PG&E and AES argue that under the July ACR, two of the settlement options expressly contemplated power purchase contracts. At this time, AES had already incurred the bulk of the reliance costs which serve as the basis for the settlement. Because a reasonable bidder in AES' situation, given prior Commission decisions particular to AES, may likely have continued its development efforts at this point (at least for several more months) with the expectation that it could either convince the Commission or PG&E that it had an FSO4, or PG&E to negotiate a power purchase agreement as a settlement option, it was reasonable for AES to have continued to incur reliance expenditures at this date and these expenditures need not be further discounted.14

f) June 19, 1996, when the San Francisco Board of Supervisors urged the mayor and all city agencies to refrain from action that would result in development of the AES project

Finally, Aglet believes that all costs should be discounted in July 1996, the month after the San Francisco Board of Supervisors apparently stymied further development of the AES project. Aglet states that the combination of Commission policy on generation competition, FERC disapproval of the solicitation process and strong local opposition made continuation of the AES project pointless.

AES argues that even these expenditures might be deemed reasonable, because the Board's action was non-binding and subject to change, and could attempt to reverse the San Francisco Board of Supervisors' resolution. We agree with Aglet that AES' actual reliance expenditures at this point should have been heavily discounted. However, the settlement amount is less than AES' reasonable reliance expenditures as of June 1996. (In fact, PG&E began discounting AES' reliance costs on which the settlement is based shortly after the July 1995 ACR issued.) Thus, the settlement amount falls within the bounds of AES' reasonable bid preparation or reliance costs.
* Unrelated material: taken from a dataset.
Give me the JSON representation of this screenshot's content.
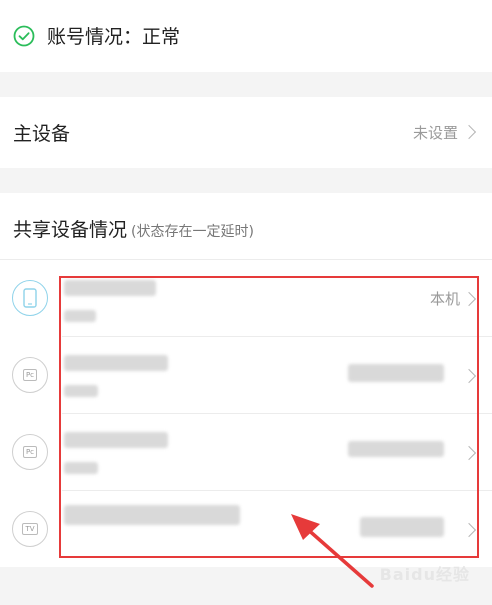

11 Although Commission approval of a settlement is only binding in the proceeding in which the settlement is proposed (see Rule 51.8 of the Commission's Rules of Practice and Procedure), the rationale in D.98-12-074, approving certain settlements SDG&E reached with its designated "winning bidders" in its Update, is useful to review in this case where the settlements are also for bidders that PG&E has designated as "winning bidders" in its Update, and the settlements were all reached after the July ACR issued. 12 Aglet states that unreasonable costs would harm AES investors if the project was completed, or they might eventually be disallowed in a proceeding like this one if the project was not completed. 13 This proceeding is Rulemaking 94-04-031/Investigation 94-04-032. 14 Moreover, in April 1996, AES received approval to cite the project at Hunters Point from the California Energy Commission. However, this approval was conditioned upon AES obtaining all necessary approvals from the City and County of San Francisco.